Apparently six weeks off the bike has changed the way I sit on it. It's very uncomfortable! It's a regular bike, with normal low handles and a medium seat, and on the trainer it's tilted downwards a bit: and my arms hate holding me up and my butt hates sitting like that. So I only spin the pecdals for a few minutes at a time, enough to feel it but not enough to be difficult. Last evening my leg was too swollen/stiff to turn 360 degrees, so I just pistoned back and forth for a while, which is probably why this morning I could go round and round as long as I could stand to sit on the bike (which is not long, yet). That and inordinate amounts of icing. I hope to be actually riding the other bike around town pretty soon. That would be super.
If the trainer was designed differently, I'd be putting the Barcelona bike on it. It's one of those upright bikes, and the seat is wider. But I can't make the Barcelona fit on the trainer, because the rear hub is designed so differently.
Moving my base of operations upstairs means that for excample I have descended and re-ascended my stairs four times today already (an average of once an hour). I am doing most upstairs as close to normal steps as I can, but still coddling myself going down (partly because those stairs are steep and I don't feel completely stable on the downslope yet). Between the tiny bouts of cycling and the upstairs walking, I can see a significant difference already when I do quad sets.
Also, the ravenous hunger has returned. Maybe it left because I was taking it too easy? At this point I am telling the ravenous hunger to stuff it though because I think it is lying. I am eating sufficient food, not restricting calories, but ravenous hunger's position is that I should Eat All the Food All the Time and Especially Right Now, and I call shenanigans on that.
Oh, reading: Last time at the library I got out two books about tree folklore both of which turned out to be boring and stupid when I got them home, Dark Mondays by Kage Baker which is horrorish stories and a couple of novelas, some of which seem to be set in not-quite-Pismo Beach; Archetype by M.D. Waters; and The Solar Queen by Andre Norton. I liked some of the stories in the Baker, though I just skipped most of the lighthouse story and the last two novellas because they didn't interest me. I thoguht the Pismo Beach-ish stories were more interesting than any of the others, though the waxworks one was pretty interesting too.
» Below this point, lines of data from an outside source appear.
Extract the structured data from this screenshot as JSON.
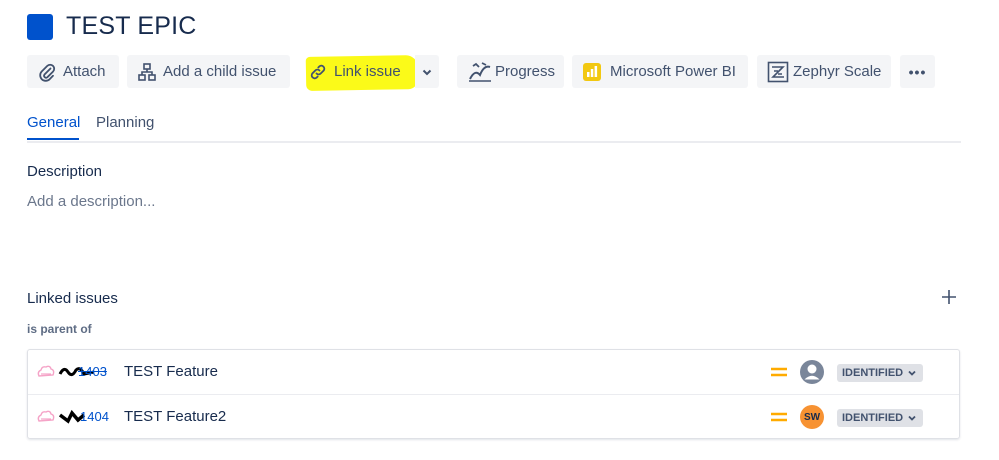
{
  "issue": {
    "title": "TEST EPIC"
  },
  "toolbar": {
    "attach": "Attach",
    "add_child": "Add a child issue",
    "link_issue": "Link issue",
    "progress": "Progress",
    "power_bi": "Microsoft Power BI",
    "zephyr": "Zephyr Scale",
    "more": "•••"
  },
  "tabs": [
    {
      "label": "General",
      "active": true
    },
    {
      "label": "Planning",
      "active": false
    }
  ],
  "description": {
    "heading": "Description",
    "placeholder": "Add a description..."
  },
  "linked_issues": {
    "heading": "Linked issues",
    "relation": "is parent of",
    "rows": [
      {
        "key_suffix": "1403",
        "summary": "TEST Feature",
        "assignee": "default-avatar",
        "status": "IDENTIFIED"
      },
      {
        "key_suffix": "1404",
        "summary": "TEST Feature2",
        "assignee_initials": "SW",
        "status": "IDENTIFIED"
      }
    ]
  },
  "colors": {
    "accent": "#0052cc",
    "epic": "#0052cc",
    "highlight": "#fbfa19",
    "priority_medium": "#ffab00",
    "avatar_sw": "#f79232"
  }
}
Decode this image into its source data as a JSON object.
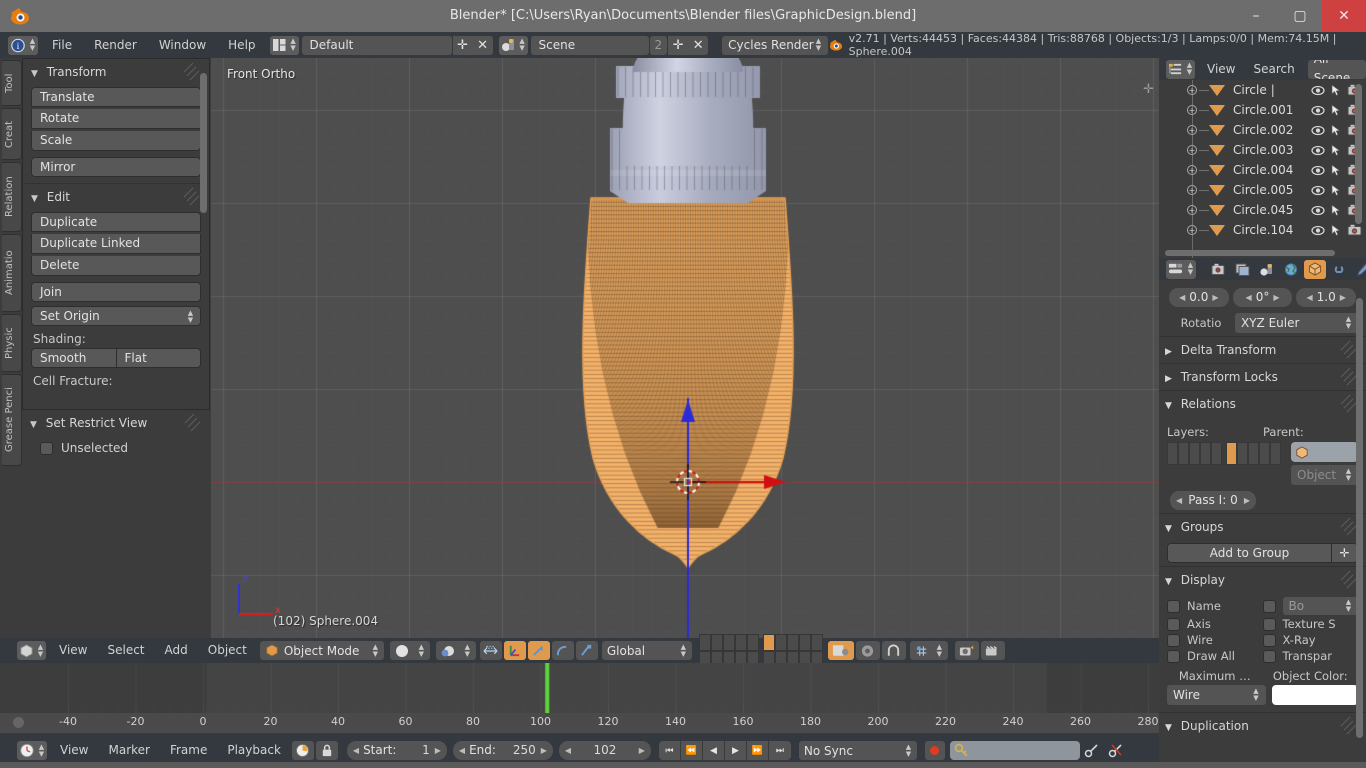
{
  "window": {
    "title": "Blender* [C:\\Users\\Ryan\\Documents\\Blender files\\GraphicDesign.blend]",
    "minimize": "–",
    "maximize": "▢",
    "close": "✕",
    "logo_icon": "blender-logo-icon"
  },
  "topbar": {
    "menus": [
      "File",
      "Render",
      "Window",
      "Help"
    ],
    "info_icon": "info-editor-icon",
    "screen_icon": "screen-layout-icon",
    "screen_layout": "Default",
    "add_label": "✛",
    "remove_label": "✕",
    "scene_icon": "scene-icon",
    "scene_name": "Scene",
    "scene_users": "2",
    "engine": "Cycles Render",
    "status": "v2.71 | Verts:44453 | Faces:44384 | Tris:88768 | Objects:1/3 | Lamps:0/0 | Mem:74.15M | Sphere.004"
  },
  "toolshelf": {
    "tabs": [
      "Tool",
      "Creat",
      "Relation",
      "Animatio",
      "Physic",
      "Grease Penci"
    ],
    "transform": {
      "title": "Transform",
      "buttons": [
        "Translate",
        "Rotate",
        "Scale"
      ],
      "mirror": "Mirror"
    },
    "edit": {
      "title": "Edit",
      "buttons": [
        "Duplicate",
        "Duplicate Linked",
        "Delete"
      ],
      "join": "Join",
      "set_origin": "Set Origin",
      "shading_label": "Shading:",
      "smooth": "Smooth",
      "flat": "Flat",
      "cell_fracture_label": "Cell Fracture:"
    },
    "restrict": {
      "title": "Set Restrict View",
      "unselected": "Unselected"
    }
  },
  "viewport": {
    "view_label": "Front Ortho",
    "object_label": "(102) Sphere.004",
    "axis_x": "x",
    "axis_z": "z",
    "bg_color": "#4e4e4e",
    "select_color": "#f4b26a",
    "cap_color": "#b8bcd0"
  },
  "viewport_footer": {
    "editor_icon": "3d-view-editor-icon",
    "menus": [
      "View",
      "Select",
      "Add",
      "Object"
    ],
    "mode_icon": "object-mode-icon",
    "mode": "Object Mode",
    "shading_icon": "solid-shading-icon",
    "pivot_icon": "pivot-median-icon",
    "manipulator_icons": [
      "translate-manipulator-icon",
      "rotate-manipulator-icon",
      "scale-manipulator-icon"
    ],
    "orientation": "Global",
    "snap_icon": "snap-magnet-icon",
    "proportional_icon": "proportional-edit-icon",
    "render_icon": "render-preview-icon",
    "camera_icon": "viewport-render-icon"
  },
  "timeline": {
    "editor_icon": "timeline-editor-icon",
    "menus": [
      "View",
      "Marker",
      "Frame",
      "Playback"
    ],
    "auto_key_icon": "auto-keying-icon",
    "lock_icon": "lock-icon",
    "start_label": "Start:",
    "start_value": "1",
    "end_label": "End:",
    "end_value": "250",
    "current_frame": "102",
    "playback": [
      "jump-start-icon",
      "prev-keyframe-icon",
      "play-reverse-icon",
      "play-icon",
      "next-keyframe-icon",
      "jump-end-icon"
    ],
    "sync_mode": "No Sync",
    "record_icon": "record-icon",
    "keying_set_icon": "keying-set-icon",
    "insert_key_icon": "insert-keyframe-icon",
    "delete_key_icon": "delete-keyframe-icon",
    "ruler_ticks": [
      "-40",
      "-20",
      "0",
      "20",
      "40",
      "60",
      "80",
      "100",
      "120",
      "140",
      "160",
      "180",
      "200",
      "220",
      "240",
      "260",
      "280"
    ],
    "playhead_frame": "102",
    "playhead_color": "#5fd43c"
  },
  "outliner": {
    "editor_icon": "outliner-editor-icon",
    "menus": [
      "View",
      "Search"
    ],
    "display_mode": "All Scene",
    "rows": [
      {
        "name": "Circle"
      },
      {
        "name": "Circle.001"
      },
      {
        "name": "Circle.002"
      },
      {
        "name": "Circle.003"
      },
      {
        "name": "Circle.004"
      },
      {
        "name": "Circle.005"
      },
      {
        "name": "Circle.045"
      },
      {
        "name": "Circle.104"
      }
    ],
    "row_icons": [
      "eye-icon",
      "cursor-arrow-icon",
      "camera-icon"
    ]
  },
  "properties": {
    "editor_icon": "properties-editor-icon",
    "tabs": [
      {
        "icon": "render-tab-icon",
        "active": false
      },
      {
        "icon": "render-layers-tab-icon",
        "active": false
      },
      {
        "icon": "scene-tab-icon",
        "active": false
      },
      {
        "icon": "world-tab-icon",
        "active": false
      },
      {
        "icon": "object-tab-icon",
        "active": true
      },
      {
        "icon": "constraints-tab-icon",
        "active": false
      },
      {
        "icon": "modifiers-tab-icon",
        "active": false
      }
    ],
    "top_values": [
      "0.0",
      "0°",
      "1.0"
    ],
    "rotation_label": "Rotatio",
    "rotation_mode": "XYZ Euler",
    "delta_transform": "Delta Transform",
    "transform_locks": "Transform Locks",
    "relations": {
      "title": "Relations",
      "layers_label": "Layers:",
      "parent_label": "Parent:",
      "parent_value": "",
      "parent_type": "Object",
      "pass_index": "Pass I:  0"
    },
    "groups": {
      "title": "Groups",
      "add_to_group": "Add to Group",
      "plus": "✛"
    },
    "display": {
      "title": "Display",
      "checkboxes_left": [
        "Name",
        "Axis",
        "Wire",
        "Draw All"
      ],
      "checkboxes_right": [
        "",
        "Texture S",
        "X-Ray",
        "Transpar"
      ],
      "bo_value": "Bo",
      "maximum_label": "Maximum …",
      "object_color_label": "Object Color:",
      "draw_type": "Wire",
      "object_color": "#ffffff"
    },
    "duplication": "Duplication"
  }
}
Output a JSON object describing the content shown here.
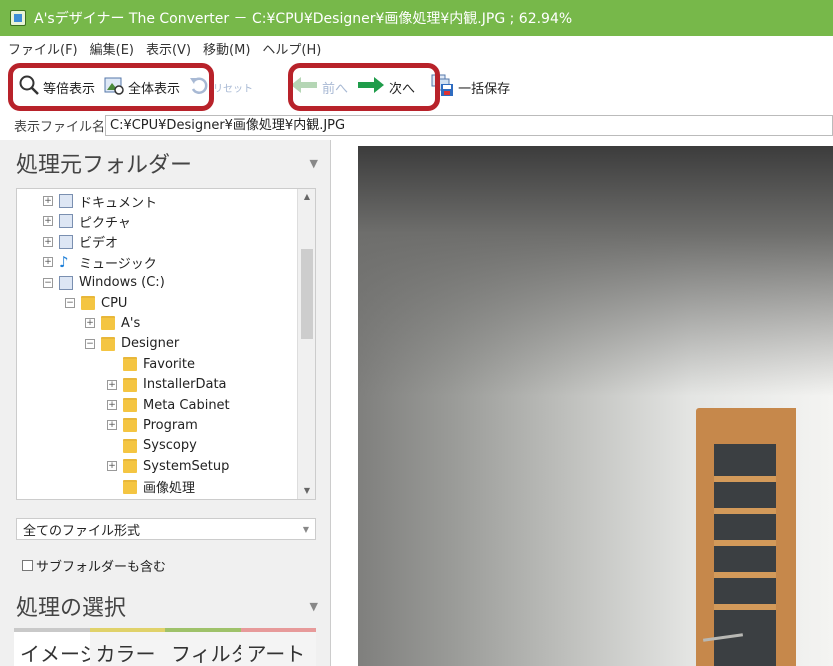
{
  "window": {
    "title": "A'sデザイナー The Converter － C:¥CPU¥Designer¥画像処理¥内観.JPG ; 62.94%"
  },
  "menu": [
    {
      "label": "ファイル(F)"
    },
    {
      "label": "編集(E)"
    },
    {
      "label": "表示(V)"
    },
    {
      "label": "移動(M)"
    },
    {
      "label": "ヘルプ(H)"
    }
  ],
  "toolbar": {
    "actual_size": "等倍表示",
    "fit_all": "全体表示",
    "reset": "リセット",
    "prev": "前へ",
    "next": "次へ",
    "batch_save": "一括保存"
  },
  "path": {
    "label": "表示ファイル名",
    "value": "C:¥CPU¥Designer¥画像処理¥内観.JPG"
  },
  "source_panel": {
    "title": "処理元フォルダー",
    "tree": [
      {
        "label": "ドキュメント",
        "depth": 0,
        "icon": "documents-icon",
        "expander": "+"
      },
      {
        "label": "ピクチャ",
        "depth": 0,
        "icon": "pictures-icon",
        "expander": "+"
      },
      {
        "label": "ビデオ",
        "depth": 0,
        "icon": "videos-icon",
        "expander": "+"
      },
      {
        "label": "ミュージック",
        "depth": 0,
        "icon": "music-icon",
        "expander": "+"
      },
      {
        "label": "Windows (C:)",
        "depth": 0,
        "icon": "drive-icon",
        "expander": "−"
      },
      {
        "label": "CPU",
        "depth": 1,
        "icon": "folder-icon",
        "expander": "−"
      },
      {
        "label": "A's",
        "depth": 2,
        "icon": "folder-icon",
        "expander": "+"
      },
      {
        "label": "Designer",
        "depth": 2,
        "icon": "folder-icon",
        "expander": "−"
      },
      {
        "label": "Favorite",
        "depth": 3,
        "icon": "folder-icon",
        "expander": ""
      },
      {
        "label": "InstallerData",
        "depth": 3,
        "icon": "folder-icon",
        "expander": "+"
      },
      {
        "label": "Meta Cabinet",
        "depth": 3,
        "icon": "folder-icon",
        "expander": "+"
      },
      {
        "label": "Program",
        "depth": 3,
        "icon": "folder-icon",
        "expander": "+"
      },
      {
        "label": "Syscopy",
        "depth": 3,
        "icon": "folder-icon",
        "expander": ""
      },
      {
        "label": "SystemSetup",
        "depth": 3,
        "icon": "folder-icon",
        "expander": "+"
      },
      {
        "label": "画像処理",
        "depth": 3,
        "icon": "folder-icon",
        "expander": ""
      }
    ],
    "filetype_select": "全てのファイル形式",
    "include_subfolders": "サブフォルダーも含む"
  },
  "process_panel": {
    "title": "処理の選択",
    "tabs": [
      {
        "label": "イメージ",
        "color": "#c9c9c9"
      },
      {
        "label": "カラー",
        "color": "#e0d26a"
      },
      {
        "label": "フィルタ...",
        "color": "#9fc26a"
      },
      {
        "label": "アート",
        "color": "#e79a9a"
      }
    ]
  },
  "colors": {
    "titlebar": "#77b84a",
    "highlight": "#b8222a",
    "accent_arrow": "#1f9c4a"
  }
}
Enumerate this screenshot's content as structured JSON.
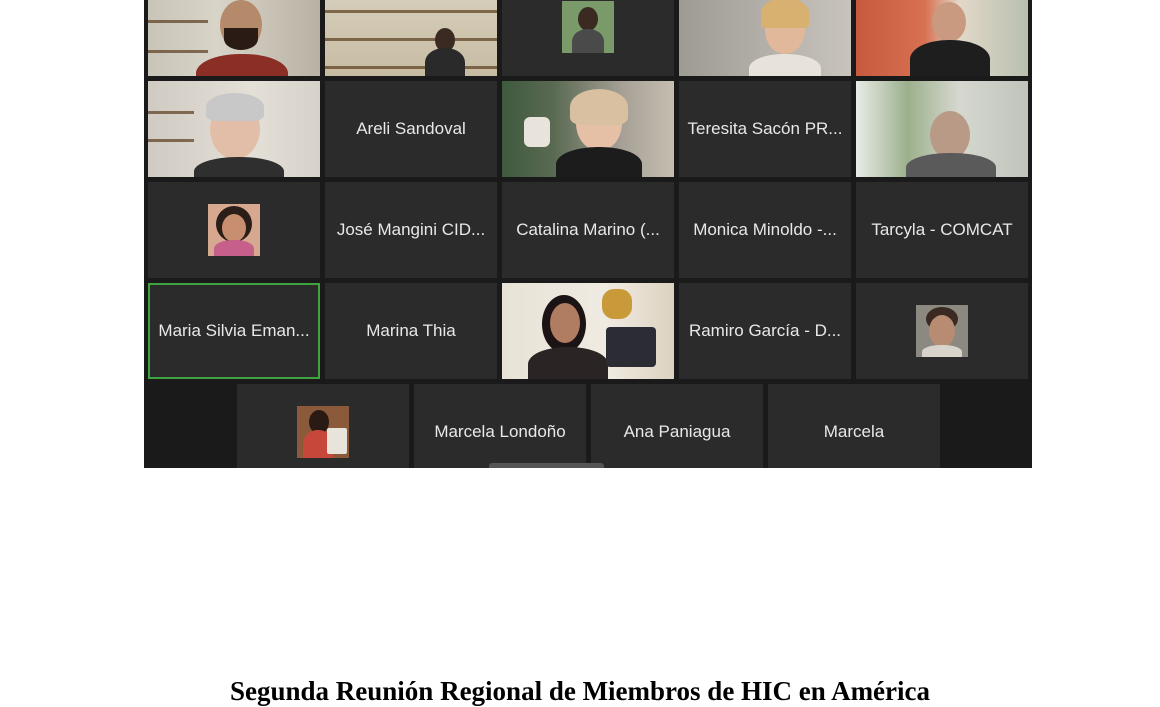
{
  "meeting": {
    "participants": [
      {
        "id": "p1",
        "label": ""
      },
      {
        "id": "p2",
        "label": ""
      },
      {
        "id": "p3",
        "label": ""
      },
      {
        "id": "p4",
        "label": ""
      },
      {
        "id": "p5",
        "label": ""
      },
      {
        "id": "p6",
        "label": ""
      },
      {
        "id": "p7",
        "label": "Areli Sandoval"
      },
      {
        "id": "p8",
        "label": ""
      },
      {
        "id": "p9",
        "label": "Teresita Sacón PR..."
      },
      {
        "id": "p10",
        "label": ""
      },
      {
        "id": "p11",
        "label": ""
      },
      {
        "id": "p12",
        "label": "José Mangini CID..."
      },
      {
        "id": "p13",
        "label": "Catalina Marino (..."
      },
      {
        "id": "p14",
        "label": "Monica Minoldo -..."
      },
      {
        "id": "p15",
        "label": "Tarcyla - COMCAT"
      },
      {
        "id": "p16",
        "label": "Maria Silvia Eman..."
      },
      {
        "id": "p17",
        "label": "Marina Thia"
      },
      {
        "id": "p18",
        "label": ""
      },
      {
        "id": "p19",
        "label": "Ramiro García - D..."
      },
      {
        "id": "p20",
        "label": ""
      },
      {
        "id": "p21",
        "label": ""
      },
      {
        "id": "p22",
        "label": "Marcela Londoño"
      },
      {
        "id": "p23",
        "label": "Ana Paniagua"
      },
      {
        "id": "p24",
        "label": "Marcela"
      }
    ],
    "active_speaker_border": "#3fa43f"
  },
  "document": {
    "title": "Segunda Reunión Regional de Miembros de HIC en América"
  }
}
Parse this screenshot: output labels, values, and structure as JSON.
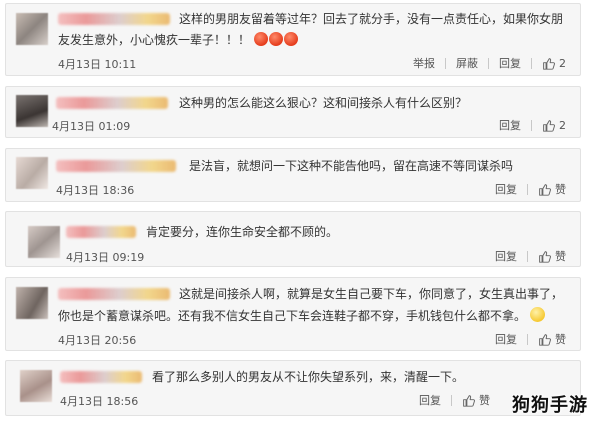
{
  "comments": [
    {
      "text_lines": [
        "这样的男朋友留着等过年？回去了就分手，没有一点责任心，如果你女朋",
        "友发生意外，小心愧疚一辈子！！！"
      ],
      "time": "4月13日 10:11",
      "report": "举报",
      "block": "屏蔽",
      "reply": "回复",
      "likes": "2"
    },
    {
      "text_lines": [
        "这种男的怎么能这么狠心？这和间接杀人有什么区别？"
      ],
      "time": "4月13日 01:09",
      "reply": "回复",
      "likes": "2"
    },
    {
      "text_lines": [
        "是法盲，就想问一下这种不能告他吗，留在高速不等同谋杀吗"
      ],
      "time": "4月13日 18:36",
      "reply": "回复",
      "likes": "赞"
    },
    {
      "text_lines": [
        "肯定要分，连你生命安全都不顾的。"
      ],
      "time": "4月13日 09:19",
      "reply": "回复",
      "likes": "赞"
    },
    {
      "text_lines": [
        "这就是间接杀人啊，就算是女生自己要下车，你同意了，女生真出事了，",
        "你也是个蓄意谋杀吧。还有我不信女生自己下车会连鞋子都不穿，手机钱包什么都不拿。"
      ],
      "time": "4月13日 20:56",
      "reply": "回复",
      "likes": "赞"
    },
    {
      "text_lines": [
        "看了那么多别人的男友从不让你失望系列，来，清醒一下。"
      ],
      "time": "4月13日 18:56",
      "reply": "回复",
      "likes": "赞"
    }
  ],
  "watermark": "狗狗手游",
  "icons": {
    "like": "thumbs-up-icon",
    "emoji_angry": "angry-face-emoji",
    "emoji_smile": "smiling-face-emoji"
  }
}
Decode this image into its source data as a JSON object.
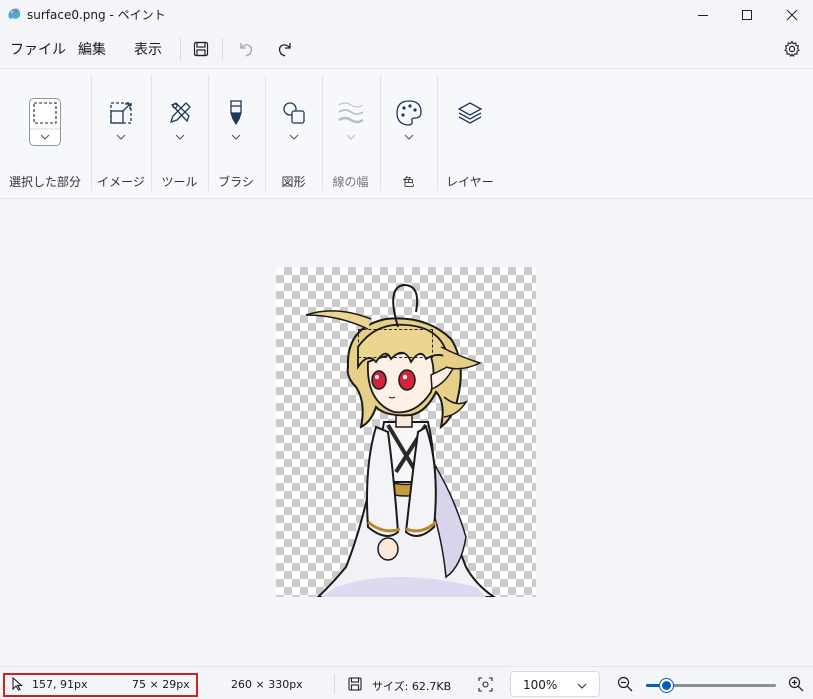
{
  "window": {
    "title": "surface0.png - ペイント",
    "icon": "paint-app-icon"
  },
  "menubar": {
    "file": "ファイル",
    "edit": "編集",
    "view": "表示"
  },
  "ribbon": {
    "selection": "選択した部分",
    "image": "イメージ",
    "tools": "ツール",
    "brush": "ブラシ",
    "shapes": "図形",
    "line_width": "線の幅",
    "color": "色",
    "layers": "レイヤー"
  },
  "status": {
    "cursor": "157, 91px",
    "selection_size": "75 × 29px",
    "image_size": "260 × 330px",
    "file_size": "サイズ: 62.7KB",
    "zoom": "100%",
    "zoom_fraction": 0.16
  },
  "colors": {
    "highlight": "#d62020",
    "accent": "#0a5fb4"
  }
}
I don't know whether I liked Archetype but I did finish it in one reading. It belongs in the same family as The Handmaid's Tale and Silver Metal Lover, if you can see those in the same family. Apparently there's another book which continues the story. I'm afraid what starts out as a kind of political noir future with a nicely complex layering of identities might turn into a Mad Scientist story in the second part.
Also, downstairs, I opened an old edition of Voltaire and started reading one of his less well known stories, Zadig. I can't say that it's unjust for it to be lesser-known. It's just sort of smug.
My most recent sewing project--to use my successful little sleeveless top pattern to draft a little top with sleeves--hit a snag: the sleeves I drafted are too small and the adjustments I made to the armscye are too much. I have enough cloth to cut out new sleeves, and I can grade the armscye bigger, but I've lost momentum and I'm letting it be for a couple of days.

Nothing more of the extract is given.